Симонов смотрел, как споро, по-мужицки молча тянут шнур ребята, и хотя было совсем не до этого, залюбовался ими. И Валька, и Семка вполне могли быть его сыновьями — одному двадцать, другому двадцать три, а ему пятьдесят, — могли, что же. Но все у него сложилось иначе, и хотя считалось, что женщин после войны много и можно было, конечно, выбрать себе жену, равную по возрасту и понимающую, и народить после войны ребят, Симонов жил по-другому.

Обнесло его, демобилизовался без единой нашивки за ранение, считалось, крепко повезло, но не так это было в самом деле, не так.

Глядя на ребят, тянувших шнур, дядя Коля вспомнил сегодняшний день, ненужную свою откровенность, матюгнул сам себя по этому поводу, не очень понимая, зачем он это рассиропился здесь, перед тем, что сейчас…

Он спохватился, вспомнив, по какой нужде попал в тайгу, как оказался здесь, словно бы протрезвел и стал помогать ребятам.

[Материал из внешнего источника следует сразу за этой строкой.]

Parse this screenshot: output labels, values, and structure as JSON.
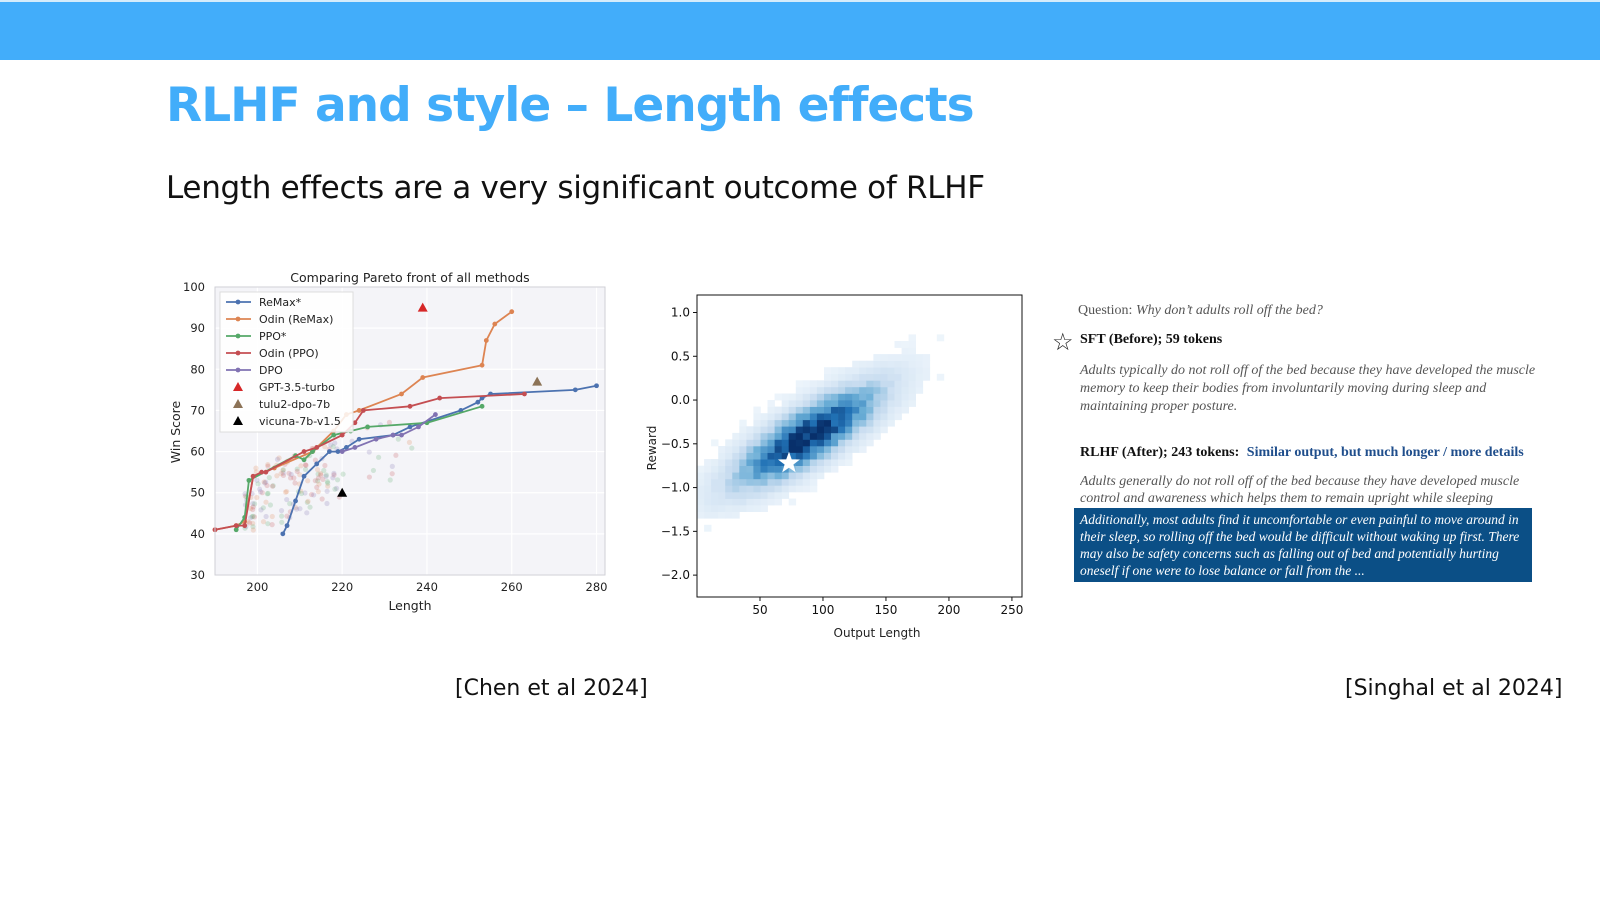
{
  "slide": {
    "title": "RLHF and style – Length effects",
    "subtitle": "Length effects are a very significant outcome of RLHF",
    "citation_left": "[Chen et al 2024]",
    "citation_right": "[Singhal et al 2024]",
    "colors": {
      "header_bar": "#42adfa",
      "title": "#42adfa"
    }
  },
  "chart_data": [
    {
      "type": "line",
      "title": "Comparing Pareto front of all methods",
      "xlabel": "Length",
      "ylabel": "Win Score",
      "xlim": [
        190,
        282
      ],
      "ylim": [
        30,
        100
      ],
      "xticks": [
        200,
        220,
        240,
        260,
        280
      ],
      "yticks": [
        30,
        40,
        50,
        60,
        70,
        80,
        90,
        100
      ],
      "grid": true,
      "legend_position": "top-left",
      "series": [
        {
          "name": "ReMax*",
          "color": "#4c72b0",
          "points": [
            [
              206,
              40
            ],
            [
              207,
              42
            ],
            [
              209,
              48
            ],
            [
              211,
              54
            ],
            [
              214,
              57
            ],
            [
              217,
              60
            ],
            [
              219,
              60
            ],
            [
              221,
              61
            ],
            [
              224,
              63
            ],
            [
              232,
              64
            ],
            [
              236,
              66
            ],
            [
              248,
              70
            ],
            [
              252,
              72
            ],
            [
              253,
              73
            ],
            [
              255,
              74
            ],
            [
              275,
              75
            ],
            [
              280,
              76
            ]
          ]
        },
        {
          "name": "Odin (ReMax)",
          "color": "#dd8452",
          "points": [
            [
              190,
              41
            ],
            [
              195,
              42
            ],
            [
              197,
              43
            ],
            [
              199,
              54
            ],
            [
              204,
              56
            ],
            [
              213,
              60
            ],
            [
              218,
              65
            ],
            [
              221,
              69
            ],
            [
              224,
              70
            ],
            [
              234,
              74
            ],
            [
              239,
              78
            ],
            [
              253,
              81
            ],
            [
              254,
              87
            ],
            [
              256,
              91
            ],
            [
              260,
              94
            ]
          ]
        },
        {
          "name": "PPO*",
          "color": "#55a868",
          "points": [
            [
              195,
              41
            ],
            [
              197,
              44
            ],
            [
              198,
              53
            ],
            [
              209,
              59
            ],
            [
              211,
              58
            ],
            [
              213,
              60
            ],
            [
              218,
              64
            ],
            [
              222,
              65
            ],
            [
              226,
              66
            ],
            [
              240,
              67
            ],
            [
              253,
              71
            ]
          ]
        },
        {
          "name": "Odin (PPO)",
          "color": "#c44e52",
          "points": [
            [
              190,
              41
            ],
            [
              195,
              42
            ],
            [
              197,
              42
            ],
            [
              199,
              54
            ],
            [
              201,
              55
            ],
            [
              202,
              55
            ],
            [
              211,
              60
            ],
            [
              214,
              61
            ],
            [
              220,
              64
            ],
            [
              223,
              67
            ],
            [
              225,
              70
            ],
            [
              236,
              71
            ],
            [
              243,
              73
            ],
            [
              263,
              74
            ]
          ]
        },
        {
          "name": "DPO",
          "color": "#8172b2",
          "points": [
            [
              220,
              60
            ],
            [
              223,
              61
            ],
            [
              228,
              63
            ],
            [
              232,
              64
            ],
            [
              234,
              64
            ],
            [
              238,
              66
            ],
            [
              242,
              69
            ]
          ]
        }
      ],
      "markers": [
        {
          "name": "GPT-3.5-turbo",
          "x": 239,
          "y": 95,
          "color": "#d62728"
        },
        {
          "name": "tulu2-dpo-7b",
          "x": 266,
          "y": 77,
          "color": "#8c7357"
        },
        {
          "name": "vicuna-7b-v1.5",
          "x": 220,
          "y": 50,
          "color": "#000000"
        }
      ]
    },
    {
      "type": "heatmap",
      "xlabel": "Output Length",
      "ylabel": "Reward",
      "xlim": [
        0,
        258
      ],
      "ylim": [
        -2.25,
        1.2
      ],
      "xticks": [
        50,
        100,
        150,
        200,
        250
      ],
      "yticks": [
        -2.0,
        -1.5,
        -1.0,
        -0.5,
        0.0,
        0.5,
        1.0
      ],
      "density": {
        "center_x": 85,
        "center_y": -0.45,
        "correlation": "positive",
        "colormap": "Blues"
      },
      "star_marker": {
        "x": 73,
        "y": -0.72
      }
    }
  ],
  "example": {
    "question_label": "Question:",
    "question_text": "Why don’t adults roll off the bed?",
    "star_icon": "star-icon",
    "sft_header": "SFT (Before); 59 tokens",
    "sft_text": "Adults typically do not roll off of the bed because they have developed the muscle memory to keep their bodies from involuntarily moving during sleep and maintaining proper posture.",
    "rlhf_header": "RLHF (After); 243 tokens:",
    "rlhf_note": "Similar output, but much longer / more details",
    "rlhf_text": "Adults generally do not roll off of the bed because they have developed muscle control and awareness which helps them to remain upright while sleeping",
    "rlhf_highlight": "Additionally, most adults find it uncomfortable or even painful to move around in their sleep, so rolling off the bed would be difficult without waking up first. There may also be safety concerns such as falling out of bed and potentially hurting oneself if one were to lose balance or fall from the ...",
    "highlight_color": "#0b4f86"
  }
}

Шнур натянулся, и плотик не шел. Вначале они пробовали тащить вместе, напрягаясь. Не помогло. Тогда Орелик, отстранив других, принялся бродить по мелководью, окружившему их искусственный островок, как рыболовную снасть из-под коряги, пытался освободить плотик от одолевших его льдин.

Не помогло и это.

Взгромоздясь повыше и напрягая зрение, дядя Коля разглядывал черневший в сумраке плот. Он трезво взвешивал обстановку, и получалось куда хуже, чем предполагалось сперва: плот застрял где-то посредине пути, скованный льдом. Тонкий, как стеклышко, под порывом морозного северного ветра лед упрочнялся мгновенно, а плотик, вдобавок, тащил, наверное, перед собой ледяное крошево, увеличивая сопротивление.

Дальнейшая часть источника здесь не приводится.